The Crook County Natural Resource District’s mission is to provide coordinated leadership in resource conservation to educate, assist, and meet the needs of Crook County resource users.
The Crook County Natural Resource District’s vision is to establish an awareness of natural resource concerns and provide landowners in Crook County with the appropriate education, technical skills, funding, and support to improve and conserve our natural resources for the present and the future.
Conservation District Law
State Statutes 11-16-103 entitled Legislative Declarations and Policy states the following:
(a) It is hereby declared that the farm and grazing lands of Wyoming are among the basic assets of the state; that improper land use practices cause and contribute to serious erosion of these lands by wind and water; that among the consequences which would result from such conditions are the deterioration of soil and its fertility and the silting and sedimentation of stream channels, reservoirs, dams and ditches; that to conserve soil, and soil and water resources, and prevent and control soil erosion, it is necessary that land use practices contributing to soil erosion be discouraged and that appropriate soil conserving land use practices be adopted.

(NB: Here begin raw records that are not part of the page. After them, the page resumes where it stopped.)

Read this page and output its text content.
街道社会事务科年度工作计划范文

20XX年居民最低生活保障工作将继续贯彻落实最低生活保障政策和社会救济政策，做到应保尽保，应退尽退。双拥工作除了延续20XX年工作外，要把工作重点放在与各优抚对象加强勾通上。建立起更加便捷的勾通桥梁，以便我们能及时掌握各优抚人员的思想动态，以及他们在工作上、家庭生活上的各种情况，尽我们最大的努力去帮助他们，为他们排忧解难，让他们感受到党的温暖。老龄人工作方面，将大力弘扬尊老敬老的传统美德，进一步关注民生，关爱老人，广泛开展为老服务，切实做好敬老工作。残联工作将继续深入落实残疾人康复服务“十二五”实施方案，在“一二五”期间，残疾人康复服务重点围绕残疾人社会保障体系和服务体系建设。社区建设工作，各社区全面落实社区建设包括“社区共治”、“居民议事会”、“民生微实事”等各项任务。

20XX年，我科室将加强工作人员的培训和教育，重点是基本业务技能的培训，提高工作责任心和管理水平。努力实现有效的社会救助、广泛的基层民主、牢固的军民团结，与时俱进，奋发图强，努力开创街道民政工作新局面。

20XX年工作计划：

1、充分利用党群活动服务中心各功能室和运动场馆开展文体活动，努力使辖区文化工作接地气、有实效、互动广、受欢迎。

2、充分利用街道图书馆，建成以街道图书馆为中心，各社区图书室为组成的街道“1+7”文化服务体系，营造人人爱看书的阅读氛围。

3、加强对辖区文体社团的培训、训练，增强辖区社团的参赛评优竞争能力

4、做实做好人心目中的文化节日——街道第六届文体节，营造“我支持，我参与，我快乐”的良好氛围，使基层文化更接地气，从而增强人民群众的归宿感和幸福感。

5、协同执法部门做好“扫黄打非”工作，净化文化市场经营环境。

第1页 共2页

(b) It is hereby declared to be the policy of the legislature to provide for the conservation of the soil, and soil and water resources of this state, and for the control and prevention of soil erosion and for flood prevention or the conservation, development, utilization, and disposal of water, and thereby to stabilize ranching and farming operations, to preserve natural resources, protect the tax base, control floods, prevent impairment of dams and reservoirs, preserve wildlife, protect public lands, and protect and promote the health, safety and general welfare of the people of this state.
Conservation District History
In 1941, the Wyoming State Legislature recognized the need for a local governmental entity that would assist landowners and resource users with conservation practices and provide leadership in natural resource management issues and efforts. As a result, legislation was enacted which enabled the formation of local Conservation Districts and the election of Conservation District Supervisors. The Wyoming legislation authorizing the establishment of Conservation Districts was signed by Governor Smith on March 5, 1941.